172.16.15.1 is part of a range of private IP addresses (172.16.0.0 - 172.31.255.255). Use any you like. I suppose the norm would be to begin assigning addresses from the beginning of that range.

Similarly, 192.168.0.1 is part of a range of private IP addresses (192.168.0.0 - 192.168.255.255). Again, the norm would probably be to begin assigning addresses from the beginning of that range.

NetworkVeteran

For a class C network, the second octet has to be 168. You can use any number in the third and fourth octet though.

To clarify, class C networks don't have to have 168 in the second octet. Also, if you're assigned a class C address, the only subnetting wiggle room you have is the fourth octet.

See my above post. I hope this helps.

sratakhin

I know.

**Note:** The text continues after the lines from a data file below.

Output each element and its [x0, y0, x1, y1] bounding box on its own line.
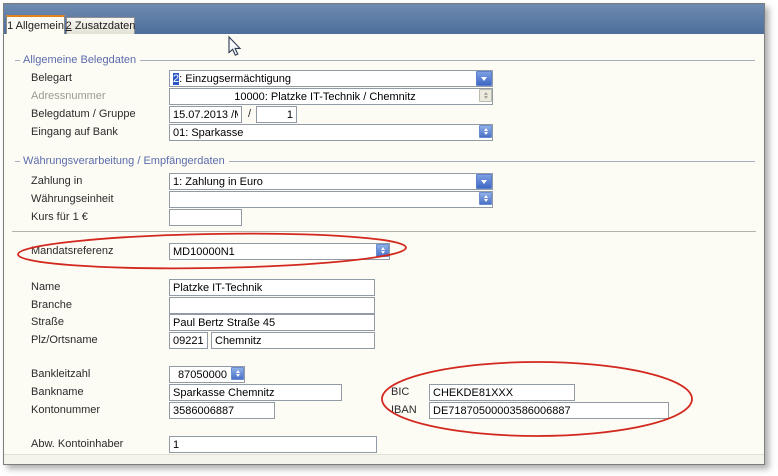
spinner-up-icon	[484, 92, 488, 95]
bankleitzahl-label: Bankleitzahl	[31, 368, 90, 381]
section-legend-waehrung-text: Währungsverarbeitung / Empfängerdaten	[23, 155, 225, 167]
mandatsreferenz-label: Mandatsreferenz	[31, 245, 114, 258]
bankname-input[interactable]	[169, 384, 342, 401]
mandatsreferenz-field	[169, 243, 390, 260]
bic-input[interactable]	[429, 384, 575, 401]
eingang-auf-bank-label: Eingang auf Bank	[31, 126, 118, 139]
bic-label: BIC	[391, 386, 409, 399]
strasse-label: Straße	[31, 316, 64, 329]
waehrungseinheit-label: Währungseinheit	[31, 193, 114, 206]
legend-line	[229, 161, 755, 162]
gruppe-field	[256, 106, 297, 123]
kontonummer-input[interactable]	[169, 402, 275, 419]
kontonummer-label: Kontonummer	[31, 404, 100, 417]
mouse-cursor	[229, 37, 240, 55]
kurs-label: Kurs für 1 €	[31, 211, 88, 224]
spinner-up-icon	[484, 195, 488, 198]
application-window: 1 Allgemein 2 Zusatzdaten Allgemeine Bel…	[3, 3, 765, 465]
waehrungseinheit-field	[169, 191, 493, 208]
iban-field	[429, 402, 669, 419]
adressnummer-lookup-button	[479, 89, 492, 102]
kontonummer-field	[169, 402, 275, 419]
kurs-input[interactable]	[169, 209, 242, 226]
waehrungseinheit-input[interactable]	[169, 191, 493, 208]
tab-zusatzdaten[interactable]: 2 Zusatzdaten	[66, 17, 135, 34]
name-label: Name	[31, 281, 60, 294]
spinner-up-icon	[484, 128, 488, 131]
zahlung-in-dropdown-button[interactable]	[476, 174, 492, 189]
spinner-up-icon	[236, 370, 240, 373]
zahlung-in-combo[interactable]: 1: Zahlung in Euro	[169, 173, 493, 190]
belegart-dropdown-button[interactable]	[476, 71, 492, 86]
eingang-auf-bank-input[interactable]	[169, 124, 493, 141]
zahlung-in-value: 1: Zahlung in Euro	[169, 173, 493, 190]
bankleitzahl-lookup-button[interactable]	[231, 367, 244, 380]
chevron-down-icon	[481, 77, 487, 81]
bankname-label: Bankname	[31, 386, 84, 399]
plz-ortsname-label: Plz/Ortsname	[31, 334, 98, 347]
abw-kontoinhaber-field	[169, 436, 377, 453]
spinner-down-icon	[484, 199, 488, 202]
abw-kontoinhaber-label: Abw. Kontoinhaber	[31, 438, 123, 451]
mandatsreferenz-input[interactable]	[169, 243, 390, 260]
strasse-field	[169, 314, 375, 331]
section-divider	[12, 231, 756, 232]
eingang-auf-bank-field	[169, 124, 493, 141]
section-legend-waehrung: Währungsverarbeitung / Empfängerdaten	[15, 155, 755, 167]
adressnummer-field	[169, 88, 493, 105]
gruppe-input[interactable]	[256, 106, 297, 123]
spinner-down-icon	[236, 374, 240, 377]
branche-label: Branche	[31, 299, 72, 312]
belegart-value: 2: Einzugsermächtigung	[169, 70, 493, 87]
spinner-up-icon	[381, 247, 385, 250]
plz-field	[169, 332, 208, 349]
tab-zusatzdaten-label: 2 Zusatzdaten	[66, 20, 136, 32]
spinner-down-icon	[484, 96, 488, 99]
name-field	[169, 279, 375, 296]
chevron-down-icon	[481, 180, 487, 184]
ortsname-input[interactable]	[211, 332, 375, 349]
belegdatum-field	[169, 106, 242, 123]
waehrungseinheit-lookup-button[interactable]	[479, 192, 492, 205]
section-legend-belegdaten-text: Allgemeine Belegdaten	[23, 54, 136, 66]
iban-input[interactable]	[429, 402, 669, 419]
abw-kontoinhaber-input[interactable]	[169, 436, 377, 453]
branche-field	[169, 297, 375, 314]
plz-input[interactable]	[169, 332, 208, 349]
screenshot-root: 1 Allgemein 2 Zusatzdaten Allgemeine Bel…	[0, 0, 778, 476]
section-legend-belegdaten: Allgemeine Belegdaten	[15, 54, 755, 66]
belegart-label: Belegart	[31, 72, 72, 85]
strasse-input[interactable]	[169, 314, 375, 331]
tab-allgemein-label: 1 Allgemein	[7, 20, 64, 32]
belegart-combo[interactable]: 2: Einzugsermächtigung	[169, 70, 493, 87]
eingang-auf-bank-lookup-button[interactable]	[479, 125, 492, 138]
bankleitzahl-field	[169, 366, 245, 383]
adressnummer-input[interactable]	[169, 88, 493, 105]
tab-allgemein[interactable]: 1 Allgemein	[6, 15, 65, 34]
branche-input[interactable]	[169, 297, 375, 314]
spinner-down-icon	[484, 132, 488, 135]
name-input[interactable]	[169, 279, 375, 296]
bankname-field	[169, 384, 342, 401]
belegdatum-input[interactable]	[169, 106, 242, 123]
kurs-field	[169, 209, 242, 226]
mandatsreferenz-lookup-button[interactable]	[376, 244, 389, 257]
belegdatum-label: Belegdatum / Gruppe	[31, 108, 136, 121]
belegdatum-gruppe-separator: /	[248, 108, 251, 121]
window-bottom-strip	[4, 454, 764, 464]
adressnummer-label: Adressnummer	[31, 90, 106, 103]
legend-line	[15, 161, 20, 162]
zahlung-in-label: Zahlung in	[31, 175, 82, 188]
legend-line	[140, 60, 755, 61]
ortsname-field	[211, 332, 375, 349]
bic-field	[429, 384, 575, 401]
spinner-down-icon	[381, 251, 385, 254]
legend-line	[15, 60, 20, 61]
iban-label: IBAN	[391, 404, 417, 417]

I just meant private Class C addresses.

m1chael

NetworkVeteran- Yes both responses help big time...thx

If you don't mind, I would like to "run" with this topic just for a hot sec.....for example, most people have a home class C network typically 192.168.1.1 or 192.168.0.1 depending on router company.

My thinking is that if you wanted to change this setting (just for the hell of it let's say) to 192.165.5.1 you could do that?

My other question is this....say if you wanted to set up two totally separate networks at home (two routers for example) you could have one network on 192.168.0.1 and the other on 192.168.10.1?

m1chael

Edit: I guess you can't use the 192.165.5.1 because it is not in the "private" range.....but I guess you could use 192.168.20.1 if you wanted?

NetworkVeteran

m1chael wrote: »

Edit: I guess you can't use the 192.165.5.1 because it is not in the "private" range.....but I guess you could use 192.168.20.1 if you wanted?

I've encountered home routers that don't allow you to change the LAN address range! But yeah, if they have that capability, either 192.168.20.0/24 or 192.168.10.0/24 are fine.

srathakin, I realized you probably did. I just wanted to clarify for his sake.